Each year, CHOP’s Scientific Symposium pays respect to one such mentor, chosen by the mentees. This year, the Faculty Mentor Award went to Babette Zemel, PhD, research professor in the Division of Gastroenterology, Hepatology and Nutrition at Children’s Hospital of Philadelphia (CHOP). This special honor is given to faculty investigators whose mentoring has helped their colleagues become the next generation of brilliant researchers at CHOP.
“The letters we received nominating Bab for this award were phenomenal,” said Beverly L. Davidson, PhD, Chief Science Strategy Officer at CHOP, during the welcome remarks at the symposium, held on May 22 in the Colket Translational Research Building.
Zemel is internationally renowned for her work on child growth, with some of her studies from her multi-decade career at CHOP yielding new and important findings years after their completion.
Shana E. McCormack, MD, an attending physician and Scientific Director of the Neuroendocrine Center in the Division of Endocrinology and Diabetes and one of Zemel’s mentees, spoke about how valuable her constructive criticism of their work was, prompting young scientists to strive to do better rather than become discouraged.

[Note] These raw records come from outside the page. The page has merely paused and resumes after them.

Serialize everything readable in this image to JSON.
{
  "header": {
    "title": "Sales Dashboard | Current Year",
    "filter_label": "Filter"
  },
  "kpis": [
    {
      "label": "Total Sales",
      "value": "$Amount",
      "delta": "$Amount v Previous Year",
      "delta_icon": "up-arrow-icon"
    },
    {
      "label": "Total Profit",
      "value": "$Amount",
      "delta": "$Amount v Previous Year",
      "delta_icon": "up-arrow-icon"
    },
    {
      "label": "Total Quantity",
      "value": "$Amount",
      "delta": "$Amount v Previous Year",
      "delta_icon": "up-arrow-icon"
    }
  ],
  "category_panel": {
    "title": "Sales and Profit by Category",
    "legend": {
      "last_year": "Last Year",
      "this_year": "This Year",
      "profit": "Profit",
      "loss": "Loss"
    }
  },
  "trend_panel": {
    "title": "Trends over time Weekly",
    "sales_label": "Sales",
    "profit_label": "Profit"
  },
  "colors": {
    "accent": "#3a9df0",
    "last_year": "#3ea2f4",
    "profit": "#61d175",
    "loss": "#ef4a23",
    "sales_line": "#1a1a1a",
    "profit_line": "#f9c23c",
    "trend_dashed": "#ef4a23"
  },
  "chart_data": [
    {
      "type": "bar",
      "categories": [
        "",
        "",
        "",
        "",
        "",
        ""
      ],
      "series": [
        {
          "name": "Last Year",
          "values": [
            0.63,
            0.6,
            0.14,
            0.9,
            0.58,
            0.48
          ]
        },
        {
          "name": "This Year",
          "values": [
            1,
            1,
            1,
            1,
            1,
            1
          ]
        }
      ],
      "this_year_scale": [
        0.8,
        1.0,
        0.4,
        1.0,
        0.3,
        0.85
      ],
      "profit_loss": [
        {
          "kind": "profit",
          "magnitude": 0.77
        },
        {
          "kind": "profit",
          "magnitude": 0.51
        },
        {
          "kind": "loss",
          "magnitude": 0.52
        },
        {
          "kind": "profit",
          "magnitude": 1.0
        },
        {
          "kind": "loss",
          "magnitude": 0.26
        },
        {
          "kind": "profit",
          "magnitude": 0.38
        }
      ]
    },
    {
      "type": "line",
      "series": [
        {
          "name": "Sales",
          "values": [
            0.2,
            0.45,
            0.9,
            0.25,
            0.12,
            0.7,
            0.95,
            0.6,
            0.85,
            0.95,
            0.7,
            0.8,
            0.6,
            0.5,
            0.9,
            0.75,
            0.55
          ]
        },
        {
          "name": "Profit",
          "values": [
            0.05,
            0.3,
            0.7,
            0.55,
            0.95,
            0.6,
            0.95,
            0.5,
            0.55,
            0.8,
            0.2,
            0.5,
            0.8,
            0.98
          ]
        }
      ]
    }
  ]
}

She also remarked on how Zemel made sure scientists understood the importance of work-life balance.
“She understands that we’re at our best when we bring our whole selves to work,” McCormack said.
Many scientists have published, started their own labs, and begun mentoring their own young scientists as a result of the impact Zemel had on them. She graciously accepted her award and stressed how important it is to maintain an emphasis on mentorship.
“We need really good mentors and a focus on mentorship to train the next generation of scientists and keep the legacy we have established here at CHOP going,” Zemel said.